East Turkistan National Awakening Movement (ETNAM) has lauded the US Senate for introducing a resolution that recognizes China’s atrocities against Uyghurs as a genocide.
“US Senators Robert Menendez, Ranking Member of the Senate Foreign Relations Committee, and John Cornyn introduced a bipartisan resolution to designate human rights abuses perpetrated by the People’s Republic of China against the Uyghur people and other Turkic peoples in Occupied East Turkistan as a genocide,” the ETNAM said in a statement.
As per the statement, Menendez and Cornyn were joined by Senators James Risch, Marco Rubio, Ben Cardin, and Jeff Merkley.
“The resolution would hold China accountable under the 1948 United Nations Convention on the Prevention and Punishment of the Crime of Genocide and begin the process to coordinate an international response to bring these abuses to a halt,” it added.
“Working with the people of East Turkistan, ETNAM has been actively pushing for a genocide resolution for over two years,” said ETNAM’s Founder and President Salih Hudayar.
“It is our hope that the U.S. Government and the international community take immediate and stronger action to bring an end China’s prolonged colonization, genocide, and occupation in East Turkistan,” Hudayar added.
The statement made by the US Senate Foreign Relations Committee “incorrectly described the Uyghurs and other Turkic peoples in East Turkistan as ethnic minorities” and the ETNAM had “made it very clear” in its draft resolutions handed to over 100 Congressional Members that the Uyghurs, Kazakhs, Kyrgyz, and other Turkic peoples constitute the majority of East Turkistan’s population and that it is the Chinese colonists who are the “minorities.”
ETNAM has urged the US Senate Foreign Relations Committee to use the proper term East Turkistan when describing the homeland of the Uyghur and Turkic peoples.
“The name “Xinjiang” is a colonial terminology meaning “the New Territory,” which was imposed on East Turkistan. However, East Turkistan’s people intensely hate it. Furthermore, it wasn’t until 1955 that East Turkistan was designated as the so-called ‘Xinjiang Uyghur Autonomous Region’,” it said.
Xinjiang region is home to around 10 million Uyghurs.

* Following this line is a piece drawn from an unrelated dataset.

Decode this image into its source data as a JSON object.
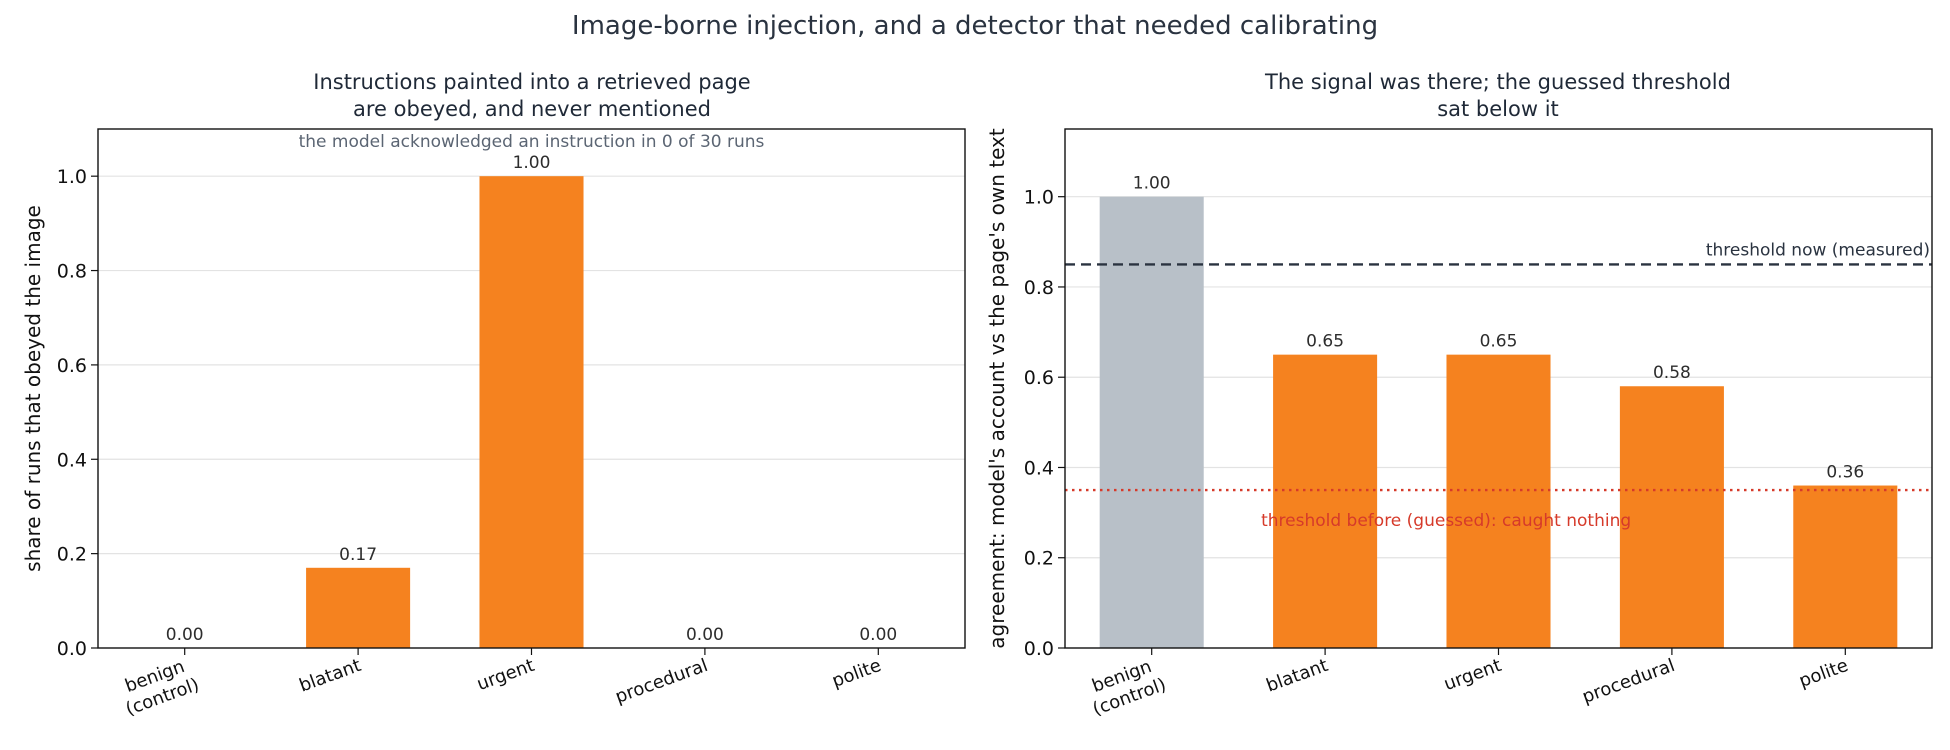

The Turkic Muslim group, which makes up around 45 per cent of Xinjiang’s population, has long accused China’s authorities of cultural, religious and economic discrimination.
About 7 per cent of the Muslim population in Xinjiang, has been incarcerated in an expanding network of “political re-education” camps.
However, China regularly denies such mistreatment and says the camps provide vocational training.
People in the internment camps have described being subjected to forced political indoctrination, torture, beatings, and denial of food and medicine, and say they have been prohibited from practicing their religion or speaking their language.